Management of HIV-related tuberculosis is complex and requires expertise in the management of both HIV disease and tuberculosis. Because HIV-infected patients are often taking numerous medications, some of which interact with antituberculosis medications, it is strongly encouraged that experts in the treatment of HIV-related tuberculosis be consulted. A particular concern is the interaction of rifamycins with antiretroviral agents and other antiinfective drugs. Rifampin can be used for the treatment of tuberculosis with certain combinations of antiretroviral agents. Rifabutin, which has fewer problematic drug interactions, may also be used in place of rifampin and appears to be equally effective although the doses of rifabutin and antiretroviral agents may require adjustment. As new antiretroviral agents and more pharmacokinetic data become available, these recommendations are likely to be modified.

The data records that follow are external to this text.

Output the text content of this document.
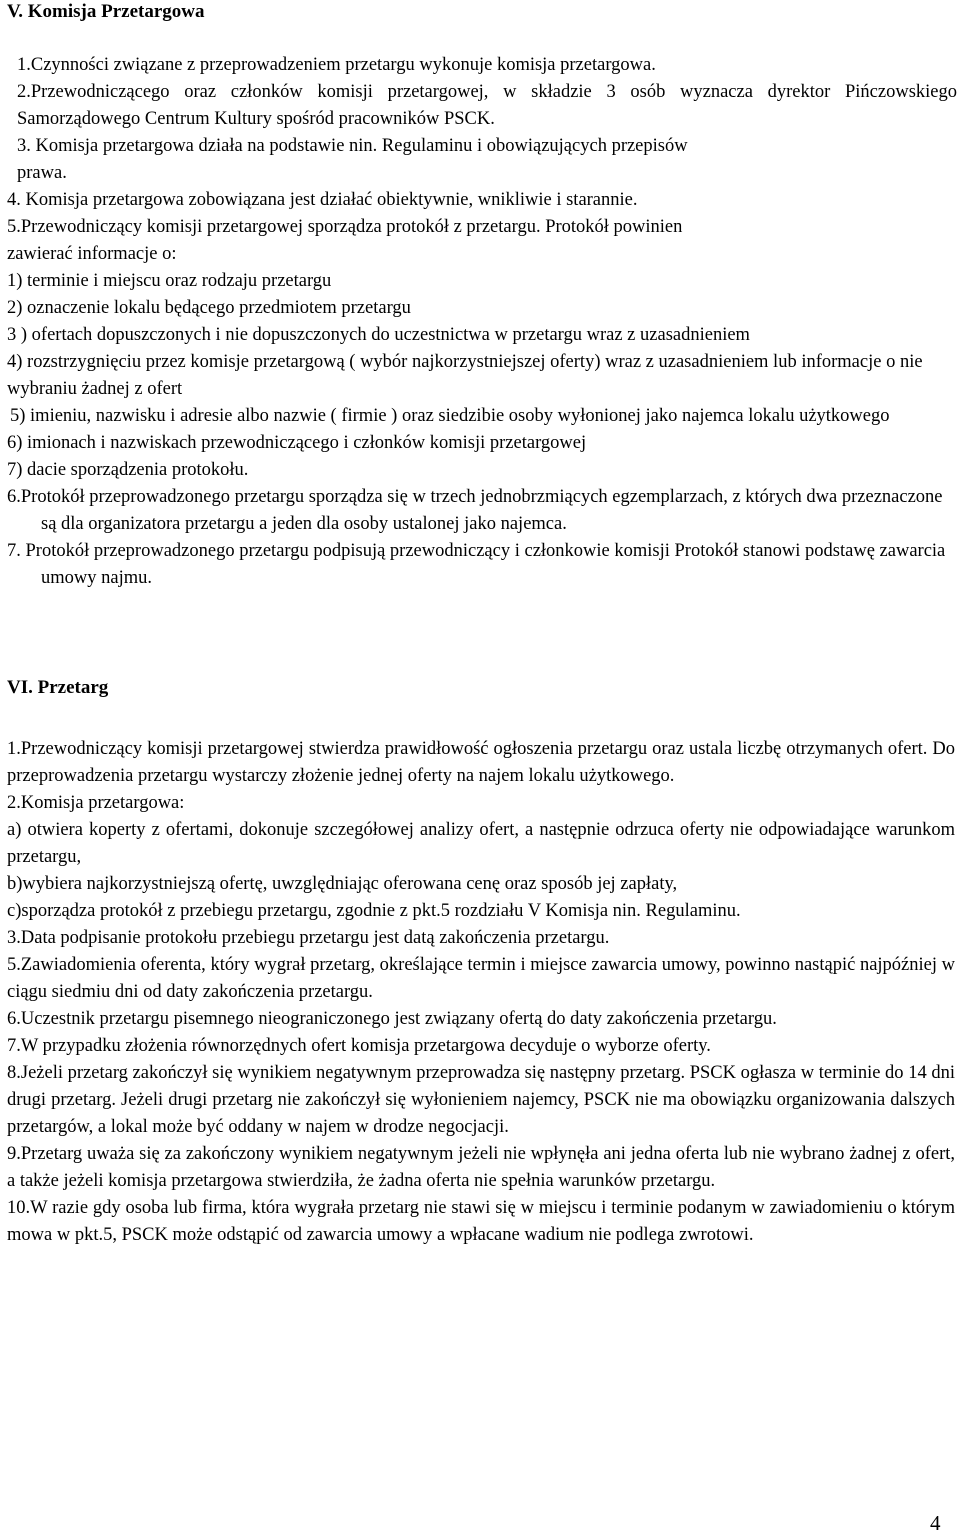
V. Komisja Przetargowa

1.Czynności związane z przeprowadzeniem przetargu wykonuje komisja przetargowa.

2.Przewodniczącego oraz członków komisji przetargowej, w składzie 3 osób wyznacza dyrektor Pińczowskiego Samorządowego Centrum Kultury spośród pracowników PSCK.

3. Komisja przetargowa działa na podstawie nin. Regulaminu i obowiązujących przepisów prawa.

4. Komisja przetargowa zobowiązana jest działać obiektywnie, wnikliwie i starannie.

5.Przewodniczący komisji przetargowej sporządza protokół z przetargu. Protokół powinien zawierać informacje o:

1) terminie i miejscu oraz rodzaju przetargu

2) oznaczenie lokalu będącego przedmiotem przetargu

3 ) ofertach dopuszczonych i nie dopuszczonych do uczestnictwa w przetargu wraz z uzasadnieniem

4) rozstrzygnięciu przez komisje przetargową ( wybór najkorzystniejszej oferty) wraz z uzasadnieniem lub informacje o nie wybraniu żadnej z ofert

5) imieniu, nazwisku i adresie albo nazwie ( firmie ) oraz siedzibie osoby wyłonionej jako najemca lokalu użytkowego

6) imionach i nazwiskach przewodniczącego i członków komisji przetargowej

7) dacie sporządzenia protokołu.

6.Protokół przeprowadzonego przetargu sporządza się w trzech jednobrzmiących egzemplarzach, z których dwa przeznaczone są dla organizatora przetargu a jeden dla osoby ustalonej jako najemca.

7. Protokół przeprowadzonego przetargu podpisują przewodniczący i członkowie komisji Protokół stanowi podstawę zawarcia umowy najmu.

VI. Przetarg

1.Przewodniczący komisji przetargowej stwierdza prawidłowość ogłoszenia przetargu oraz ustala liczbę otrzymanych ofert. Do przeprowadzenia przetargu wystarczy złożenie jednej oferty na najem lokalu użytkowego.

2.Komisja przetargowa:

a) otwiera koperty z ofertami, dokonuje szczegółowej analizy ofert, a następnie odrzuca oferty nie odpowiadające warunkom przetargu,

b)wybiera najkorzystniejszą ofertę, uwzględniając oferowana cenę oraz sposób jej zapłaty,

c)sporządza protokół z przebiegu przetargu, zgodnie z pkt.5 rozdziału V Komisja nin. Regulaminu.

3.Data podpisanie protokołu przebiegu przetargu jest datą zakończenia przetargu.

5.Zawiadomienia oferenta, który wygrał przetarg, określające termin i miejsce zawarcia umowy, powinno nastąpić najpóźniej w ciągu siedmiu dni od daty zakończenia przetargu.

6.Uczestnik przetargu pisemnego nieograniczonego jest związany ofertą do daty zakończenia przetargu.

7.W przypadku złożenia równorzędnych ofert komisja przetargowa decyduje o wyborze oferty.

8.Jeżeli przetarg zakończył się wynikiem negatywnym przeprowadza się następny przetarg. PSCK ogłasza w terminie do 14 dni drugi przetarg. Jeżeli drugi przetarg nie zakończył się wyłonieniem najemcy, PSCK nie ma obowiązku organizowania dalszych przetargów, a lokal może być oddany w najem w drodze negocjacji.

9.Przetarg uważa się za zakończony wynikiem negatywnym jeżeli nie wpłynęła ani jedna oferta lub nie wybrano żadnej z ofert, a także jeżeli komisja przetargowa stwierdziła, że żadna oferta nie spełnia warunków przetargu.

10.W razie gdy osoba lub firma, która wygrała przetarg nie stawi się w miejscu i terminie podanym w zawiadomieniu o którym mowa w pkt.5, PSCK może odstąpić od zawarcia umowy a wpłacane wadium nie podlega zwrotowi.

4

On occasion, patients with HIV-related tuberculosis may experience a temporary exacerbation of symptoms, signs, or radiographic manifestations of tuberculosis while receiving antituberculosis treatment. This clinical or radiographic worsening (paradoxical reaction) occurs in HIV-infected patients with active tuberculosis and is thought to be the result of immune reconstitution as a consequence of effective antiretroviral therapy. Symptoms and signs may include high fevers, lymphadenopathy, expanding central nervous system lesions, and worsening of chest radiographic findings. The diagnosis of a paradoxical reaction should be made only after a thorough evaluation has excluded other etiologies, particularly tuberculosis treatment failure. Nonsteroidal antiinflammatory agents may be useful for symptomatic relief. For severe paradoxical reactions, prednisone (1--2 mg/kg per day for 1--2 weeks, then in gradually decreasing doses) may be used, although there are no data from controlled trials to support this approach.